In a recent book on Dostoevsky the Archbishop of Canterbury, Rowan Williams asks whether we could imagine, "living in the consciousness of a solidity or depth in each other which no amount of failure, suffering, or desolation could eradicate." It's not just that we can imagine it. We can do it! What's more people have been doing it in most cultures and most religions for most of recorded human history. What seems to be significant about the contemporary situation in cultures which have been based largely on Christianity, is that a profound transformation of consciousness is taking place. We can no longer believe in an interventionist God 'out there' who drops in from time to time. Instead we discover that 'God' (whatever we might mean by that) does not know how to be absent. Now, that is good news!

Wednesday, 29 April 2009

Oxford Street blues

Springtime, 1945 - I am standing on a footbridge over the river Ouse at Bedford. I am nearly 14 years old and I am having a Wordsworthian experience. Beneath me willows trail their fresh green leaves in the river’s dark placid waters. A slender church spire emerges from distant trees. It is still and quiet. (No traffic). I too am utterly still; one with all that fresh growth and promise. Having just discovered Wordsworth, the opening lines of the Ode Intimations of Immortality are floating through my mind.

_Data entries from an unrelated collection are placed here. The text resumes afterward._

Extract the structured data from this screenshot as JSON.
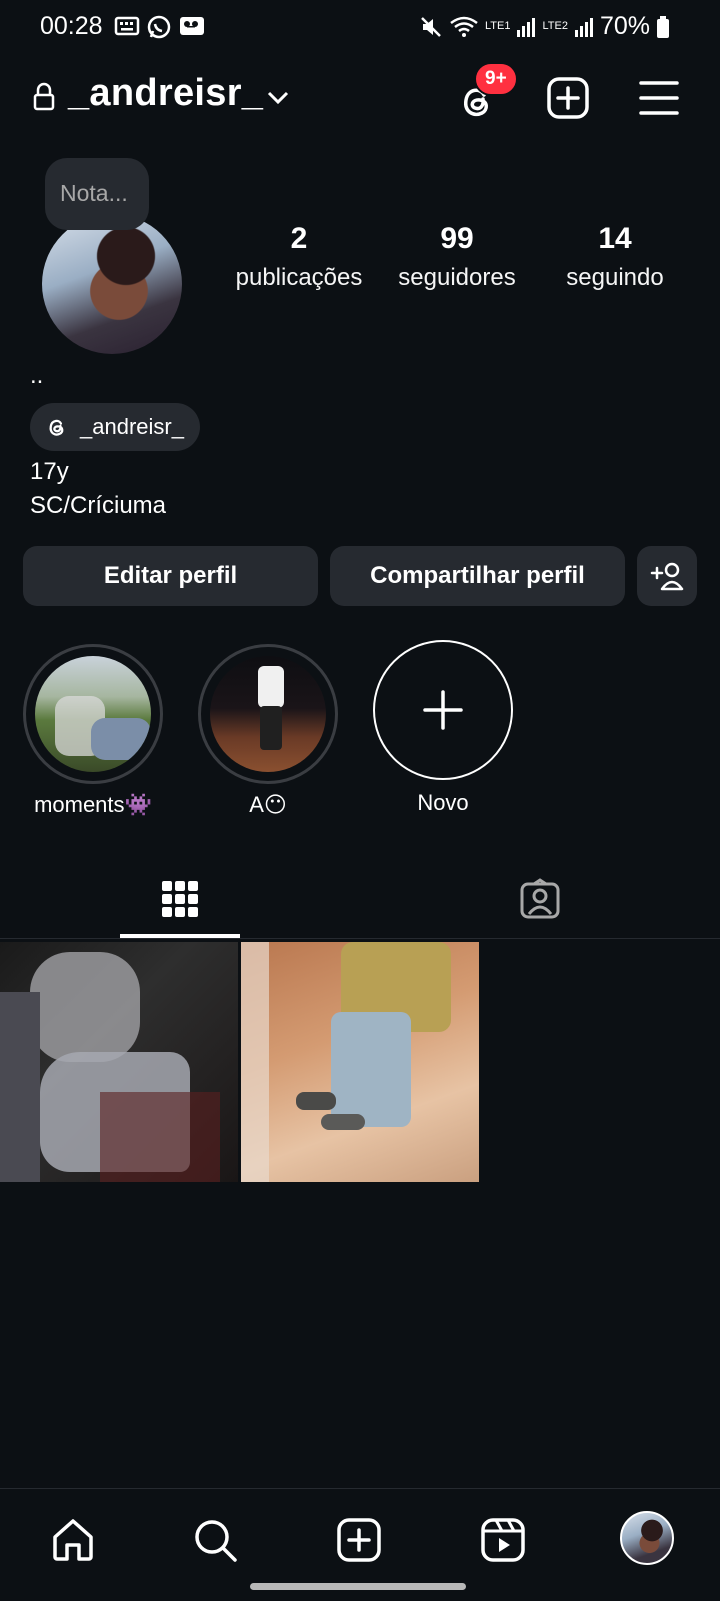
{
  "status_bar": {
    "time": "00:28",
    "signal1_label": "LTE1",
    "signal2_label": "LTE2",
    "battery": "70%"
  },
  "header": {
    "username": "_andreisr_",
    "threads_badge": "9+"
  },
  "profile": {
    "note": "Nota...",
    "stats": [
      {
        "value": "2",
        "label": "publicações"
      },
      {
        "value": "99",
        "label": "seguidores"
      },
      {
        "value": "14",
        "label": "seguindo"
      }
    ],
    "bio_name": "..",
    "threads_handle": "_andreisr_",
    "bio_lines": [
      "17y",
      "SC/Críciuma"
    ]
  },
  "actions": {
    "edit_label": "Editar perfil",
    "share_label": "Compartilhar perfil"
  },
  "highlights": [
    {
      "label": "moments👾"
    },
    {
      "label": "A😶"
    },
    {
      "label": "Novo"
    }
  ],
  "tabs": [
    {
      "icon": "grid-icon",
      "active": true
    },
    {
      "icon": "tagged-icon",
      "active": false
    }
  ],
  "bottom_nav": [
    {
      "icon": "home-icon"
    },
    {
      "icon": "search-icon"
    },
    {
      "icon": "create-icon"
    },
    {
      "icon": "reels-icon"
    },
    {
      "icon": "profile-avatar-icon"
    }
  ],
  "colors": {
    "background": "#0c1014",
    "surface": "#262a30",
    "badge": "#ff3040"
  }
}
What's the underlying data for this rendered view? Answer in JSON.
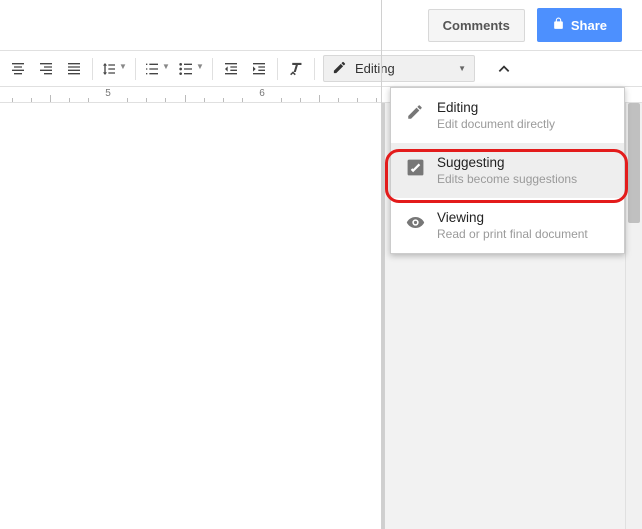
{
  "top": {
    "comments_label": "Comments",
    "share_label": "Share"
  },
  "toolbar": {
    "mode_label": "Editing"
  },
  "ruler": {
    "labels": [
      "5",
      "6"
    ]
  },
  "mode_menu": {
    "items": [
      {
        "title": "Editing",
        "desc": "Edit document directly",
        "icon": "pencil-icon"
      },
      {
        "title": "Suggesting",
        "desc": "Edits become suggestions",
        "icon": "suggest-icon"
      },
      {
        "title": "Viewing",
        "desc": "Read or print final document",
        "icon": "eye-icon"
      }
    ]
  },
  "annotation": {
    "target": "suggesting-mode-item"
  }
}
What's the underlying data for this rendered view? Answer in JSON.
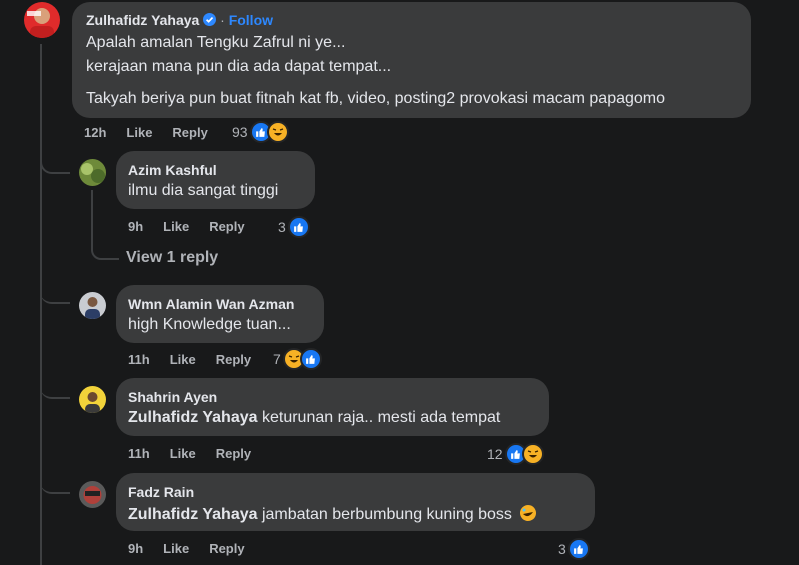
{
  "colors": {
    "background": "#18191a",
    "bubble": "#3a3b3c",
    "accent": "#2d88ff",
    "text": "#e4e6eb",
    "meta": "#b0b3b8",
    "like": "#1877f2",
    "haha": "#f7b125"
  },
  "main_comment": {
    "author": "Zulhafidz Yahaya",
    "verified_icon": "verified-badge-icon",
    "separator": "·",
    "follow_label": "Follow",
    "lines": [
      "Apalah amalan Tengku Zafrul ni ye...",
      "kerajaan mana pun dia ada dapat tempat...",
      "Takyah beriya pun buat fitnah kat fb, video, posting2 provokasi macam papagomo"
    ],
    "time": "12h",
    "like_label": "Like",
    "reply_label": "Reply",
    "reaction_count": "93",
    "reactions": [
      "like-icon",
      "haha-icon"
    ]
  },
  "replies": [
    {
      "author": "Azim Kashful",
      "text": "ilmu dia sangat tinggi",
      "time": "9h",
      "like_label": "Like",
      "reply_label": "Reply",
      "reaction_count": "3",
      "reactions": [
        "like-icon"
      ]
    },
    {
      "author": "Wmn Alamin Wan Azman",
      "text": "high Knowledge tuan...",
      "time": "11h",
      "like_label": "Like",
      "reply_label": "Reply",
      "reaction_count": "7",
      "reactions": [
        "haha-icon",
        "like-icon"
      ]
    },
    {
      "author": "Shahrin Ayen",
      "mention": "Zulhafidz Yahaya",
      "text": " keturunan raja.. mesti ada tempat",
      "time": "11h",
      "like_label": "Like",
      "reply_label": "Reply",
      "reaction_count": "12",
      "reactions": [
        "like-icon",
        "haha-icon"
      ]
    },
    {
      "author": "Fadz Rain",
      "mention": "Zulhafidz Yahaya",
      "text": " jambatan berbumbung kuning boss",
      "trailing_emoji": "rolling-laughing-emoji",
      "time": "9h",
      "like_label": "Like",
      "reply_label": "Reply",
      "reaction_count": "3",
      "reactions": [
        "like-icon"
      ]
    }
  ],
  "view_replies_label": "View 1 reply"
}
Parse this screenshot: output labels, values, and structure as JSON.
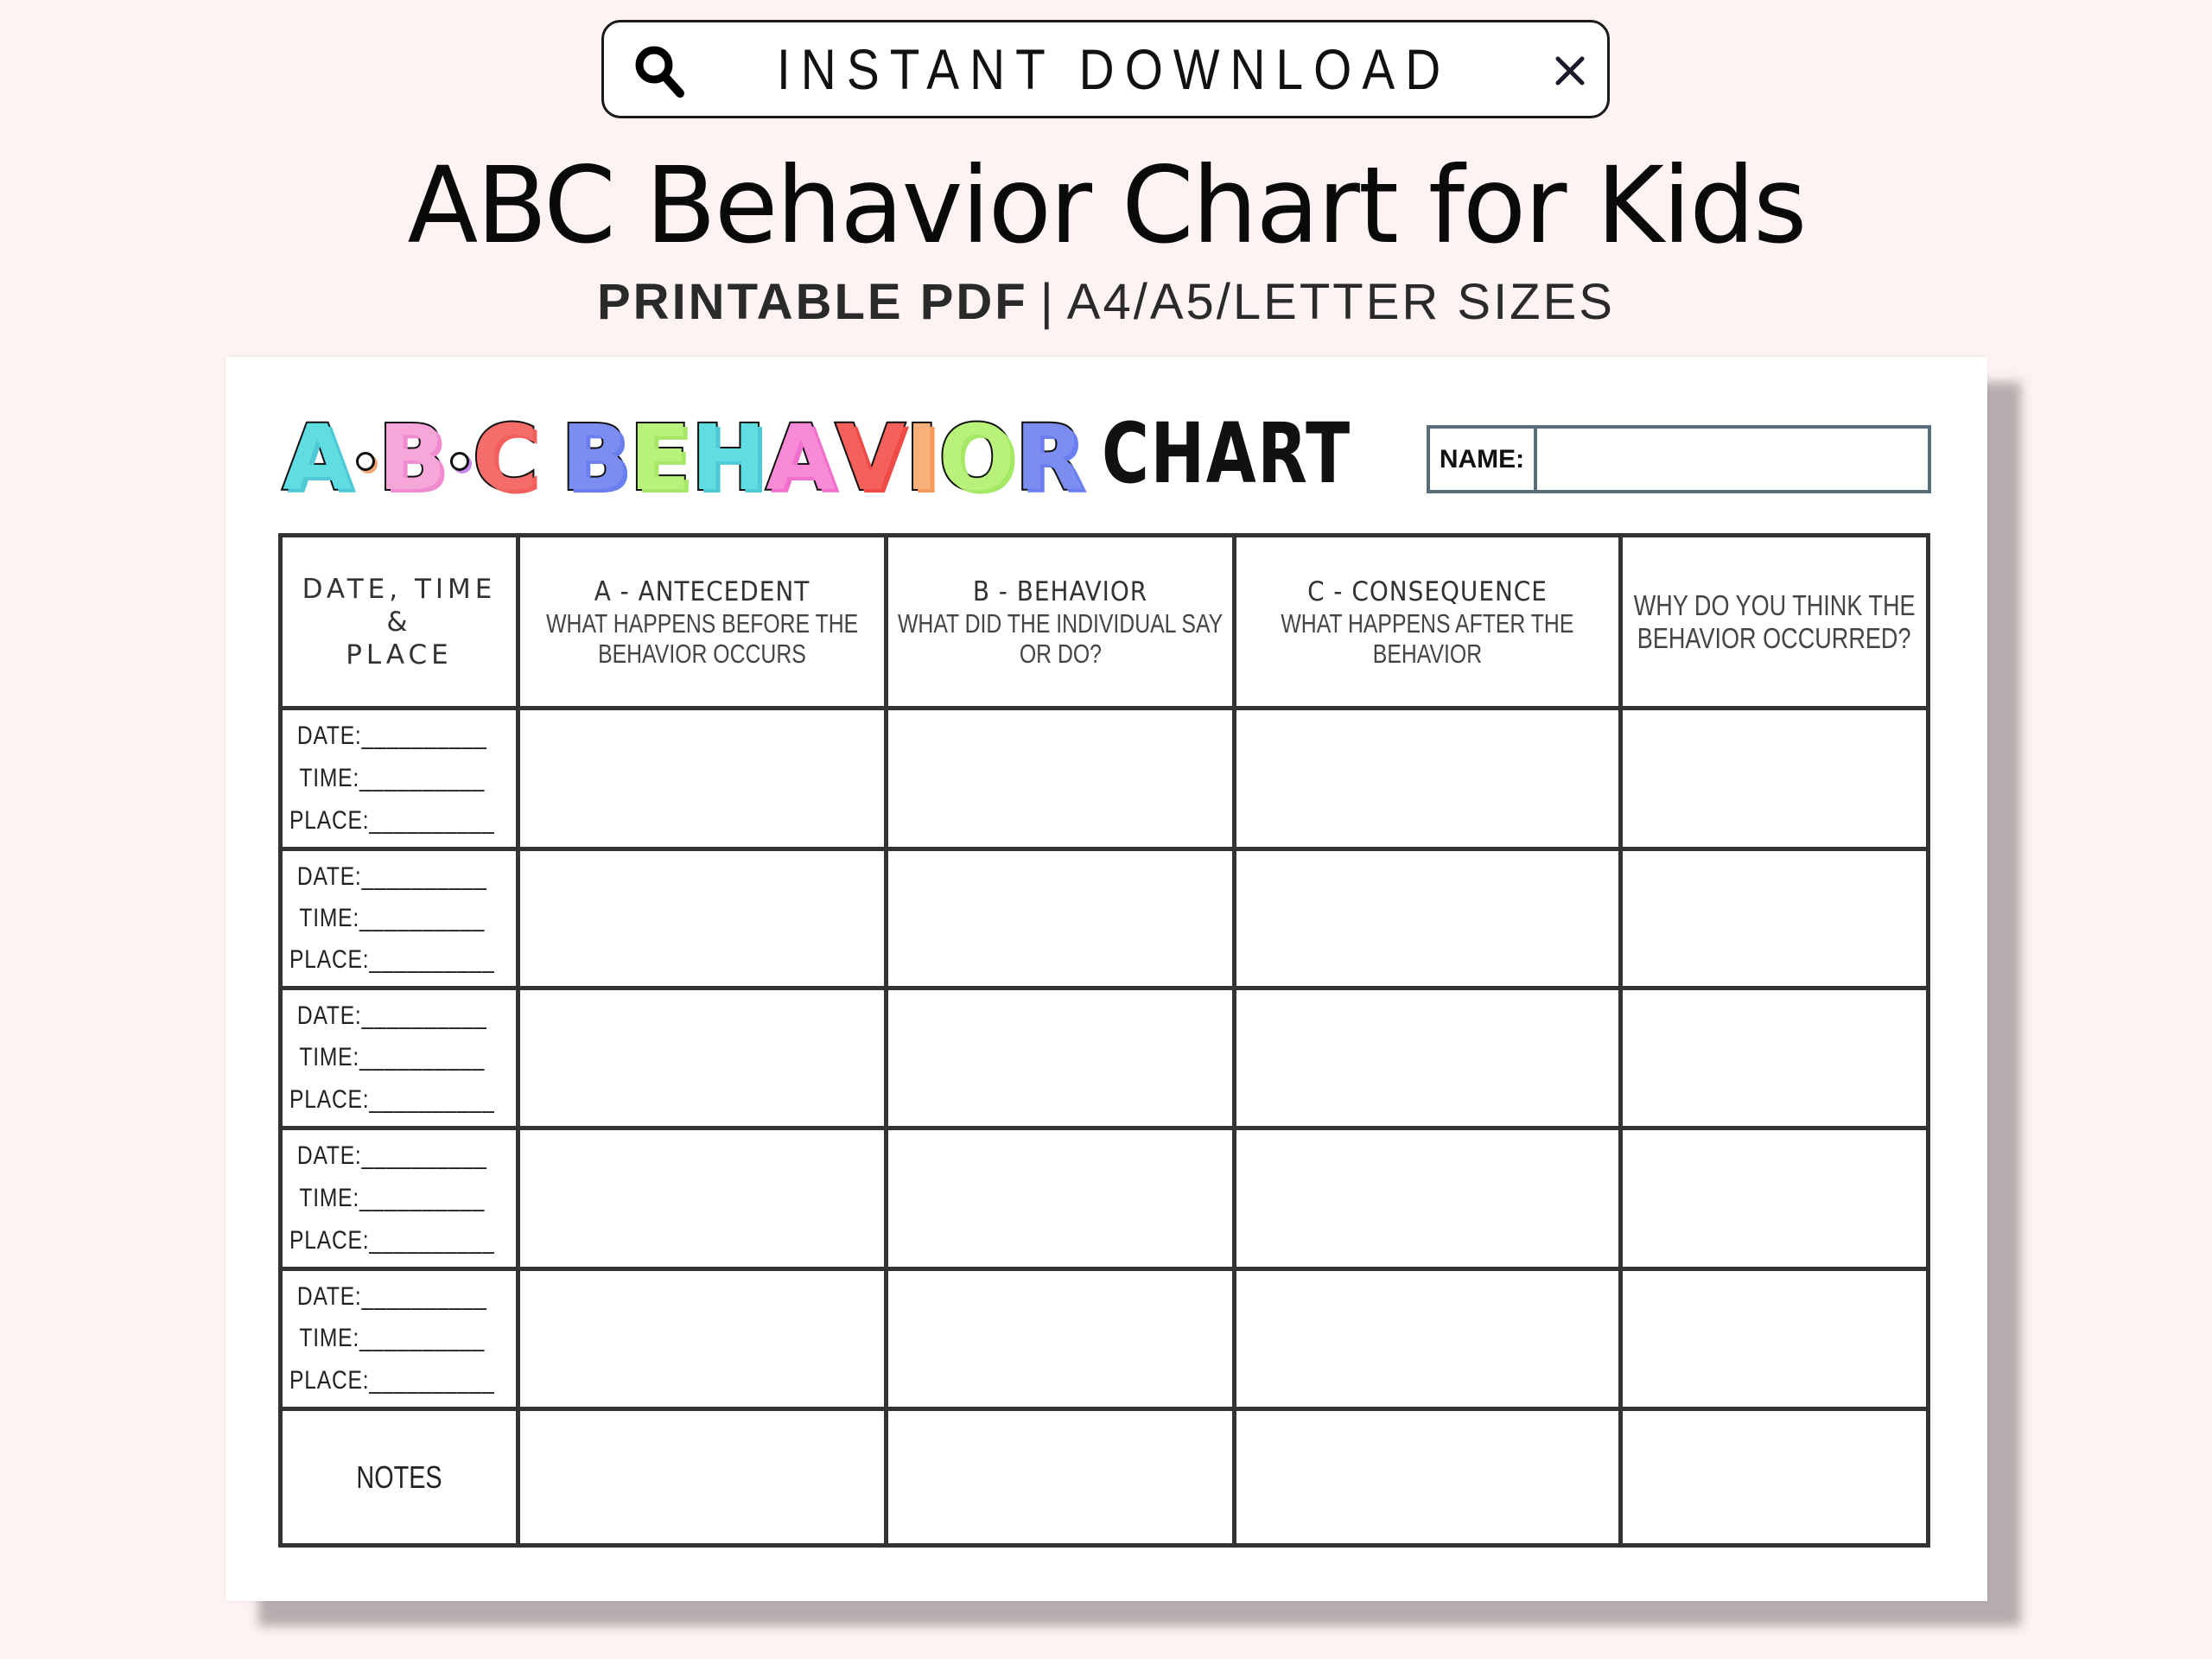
{
  "search_bar": {
    "icon": "search-icon",
    "text": "INSTANT DOWNLOAD",
    "close_icon": "close-icon"
  },
  "header": {
    "title": "ABC Behavior Chart for Kids",
    "subtitle_bold": "PRINTABLE PDF",
    "subtitle_separator": "|",
    "subtitle_rest": "A4/A5/LETTER SIZES"
  },
  "worksheet": {
    "logo": {
      "letters": [
        {
          "char": "A",
          "color": "#5fdde0",
          "shadow": "#4fc9d6"
        },
        {
          "dot": true,
          "shadow": "#f4a574"
        },
        {
          "char": "B",
          "color": "#f7a6d9",
          "shadow": "#f08bd0"
        },
        {
          "dot": true,
          "shadow": "#c98bf0"
        },
        {
          "char": "C",
          "color": "#f46d6a",
          "shadow": "#f2605c"
        },
        {
          "gap": true
        },
        {
          "char": "B",
          "color": "#7b8ef0",
          "shadow": "#6a7ef0"
        },
        {
          "char": "E",
          "color": "#b9f27a",
          "shadow": "#a4e866"
        },
        {
          "char": "H",
          "color": "#5fdde0",
          "shadow": "#4fc9d6"
        },
        {
          "char": "A",
          "color": "#f78bd6",
          "shadow": "#f070cc"
        },
        {
          "char": "V",
          "color": "#f4605c",
          "shadow": "#f04a46"
        },
        {
          "char": "I",
          "color": "#f7b07a",
          "shadow": "#f49a5c"
        },
        {
          "char": "O",
          "color": "#b9f27a",
          "shadow": "#a4e866"
        },
        {
          "char": "R",
          "color": "#7b8ef0",
          "shadow": "#6a7ef0"
        }
      ],
      "chart_word": "CHART"
    },
    "name_label": "NAME:",
    "name_value": "",
    "columns": [
      {
        "title": "DATE, TIME &",
        "title2": "PLACE",
        "subtitle": []
      },
      {
        "title": "A - ANTECEDENT",
        "subtitle": [
          "WHAT HAPPENS BEFORE THE",
          "BEHAVIOR OCCURS"
        ]
      },
      {
        "title": "B - BEHAVIOR",
        "subtitle": [
          "WHAT DID THE INDIVIDUAL SAY",
          "OR DO?"
        ]
      },
      {
        "title": "C -  CONSEQUENCE",
        "subtitle": [
          "WHAT HAPPENS AFTER THE",
          "BEHAVIOR"
        ]
      },
      {
        "title": "",
        "subtitle": [
          "WHY DO YOU THINK THE",
          "BEHAVIOR OCCURRED?"
        ]
      }
    ],
    "entry_rows": [
      {
        "date": "DATE:__________",
        "time": "TIME:__________",
        "place": "PLACE:__________"
      },
      {
        "date": "DATE:__________",
        "time": "TIME:__________",
        "place": "PLACE:__________"
      },
      {
        "date": "DATE:__________",
        "time": "TIME:__________",
        "place": "PLACE:__________"
      },
      {
        "date": "DATE:__________",
        "time": "TIME:__________",
        "place": "PLACE:__________"
      },
      {
        "date": "DATE:__________",
        "time": "TIME:__________",
        "place": "PLACE:__________"
      }
    ],
    "notes_label": "NOTES"
  },
  "colors": {
    "background": "#fdf3f2",
    "grid_lines": "#333333",
    "name_box_border": "#5a6b78",
    "card_shadow": "#b5adad"
  }
}
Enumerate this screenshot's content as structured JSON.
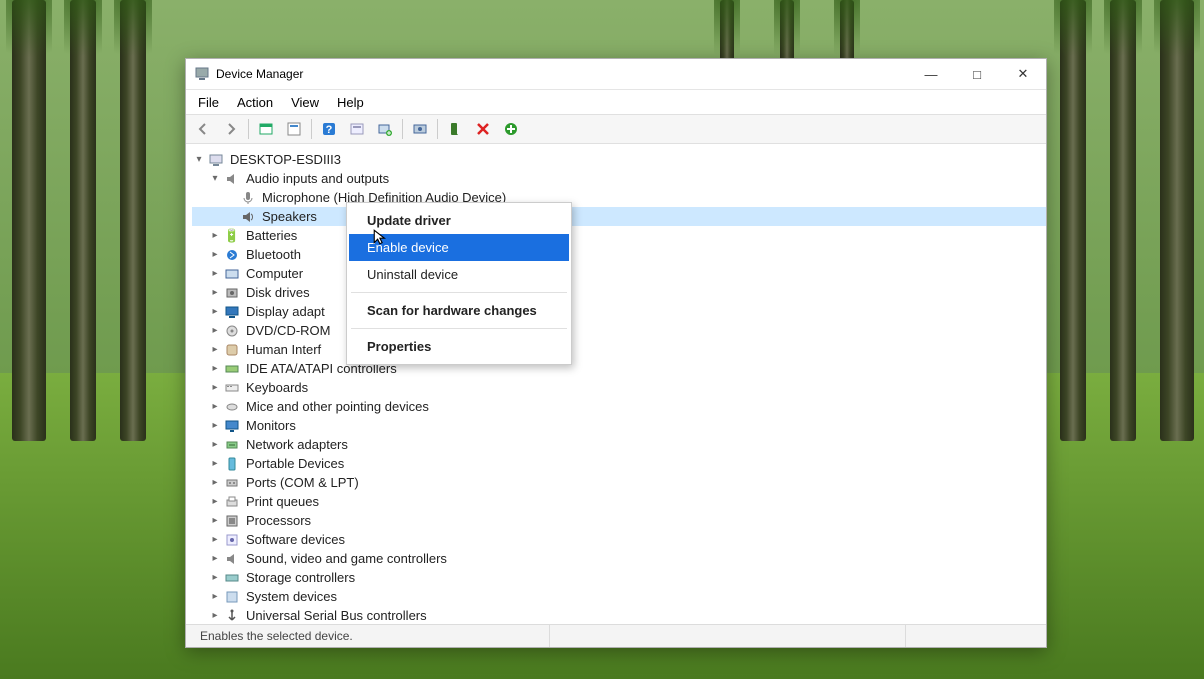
{
  "window": {
    "title": "Device Manager",
    "controls": {
      "minimize": "—",
      "maximize": "□",
      "close": "✕"
    }
  },
  "menubar": [
    "File",
    "Action",
    "View",
    "Help"
  ],
  "toolbar_icons": [
    "back",
    "forward",
    "show-all",
    "properties",
    "help",
    "action-center",
    "update-driver",
    "uninstall",
    "scan-hw",
    "disable",
    "remove",
    "add"
  ],
  "tree": {
    "root": "DESKTOP-ESDIII3",
    "audio": {
      "label": "Audio inputs and outputs",
      "mic": "Microphone (High Definition Audio Device)",
      "speakers": "Speakers"
    },
    "categories": [
      "Batteries",
      "Bluetooth",
      "Computer",
      "Disk drives",
      "Display adapt",
      "DVD/CD-ROM",
      "Human Interf",
      "IDE ATA/ATAPI controllers",
      "Keyboards",
      "Mice and other pointing devices",
      "Monitors",
      "Network adapters",
      "Portable Devices",
      "Ports (COM & LPT)",
      "Print queues",
      "Processors",
      "Software devices",
      "Sound, video and game controllers",
      "Storage controllers",
      "System devices",
      "Universal Serial Bus controllers"
    ]
  },
  "context_menu": {
    "items": [
      {
        "label": "Update driver",
        "bold": true
      },
      {
        "label": "Enable device",
        "highlight": true
      },
      {
        "label": "Uninstall device"
      },
      {
        "sep": true
      },
      {
        "label": "Scan for hardware changes",
        "bold": true
      },
      {
        "sep": true
      },
      {
        "label": "Properties",
        "bold": true
      }
    ]
  },
  "statusbar": "Enables the selected device."
}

“There was a time when meadow, grove and stream,
The earth and every common sight,
To me did seem
Apparelled in celestial light,”

Being a teenager the mild regret of the poem moves me too as I realise that the intense ‘nowness’ of my experience soon passes.

London 60 years later. I am walking along Oxford Street. People hurry by. Or they dawdle when I want to walk faster. Faces are strained or vacant or both. I have to avoid the younger ones talking on their mobiles, oblivious to the social niceties. I notice my 74 year old’s increasing irritability and querulousness about thoughtless public behaviour. I feel isolated and tense. Not a willow tree in sight. No placid waters here.

Then, fortunately, as I said in my first post, I stumbled upon Eckhart Tolle's books and they transformed the way I live. I am excited and delighted that I have been granted such experience 'at my time of life' (as they say). My Oxford Street blues are largely dispelled. Now I can make worldly sense of what used to be called 'the practice of the presence of God' - except that I am extremely reluctant to use the word 'God' any more. 'He' causes so much trouble! The question is not, how can I find a gracious God? but how can I find a gracious neighbour? Answer - "Your life is with your neighbour" says Rowan Williams in 'Silence and Honey Cakes'. Yes but how?

Tuesday, 28 April 2009

Why 'The Now Show'?

After 35 years as an Anglican priest, followed by nine years of retirement during which I 'let God go', I stumbled upon Eckhart Tolle's 'A New Earth' and his 'The Power of Now' and had a profound Aha! experience. So that's what I had been looking for all those years! (since about 1957 actually). I was so excited that I called my new way of living The Now Show, after a BBC Radio comedy programme, to keep my feet on the ground and not take myself too seriously. That was nearly four years ago and here I am now beginning to explore this (to me) strange world of blogging to see whether my sense of being part of everything that is can find expression in this medium.

The Now Show is about living in the present moment so maybe a blog is imediate enough and I will try to say what is happening for me now. However, one of the puzzles for me is, why didn't I get it sooner? Why did I keep on coming so close but never quite getting it? I have been exploring why being a priest both helped and hindered and I want to talk about that in later posts.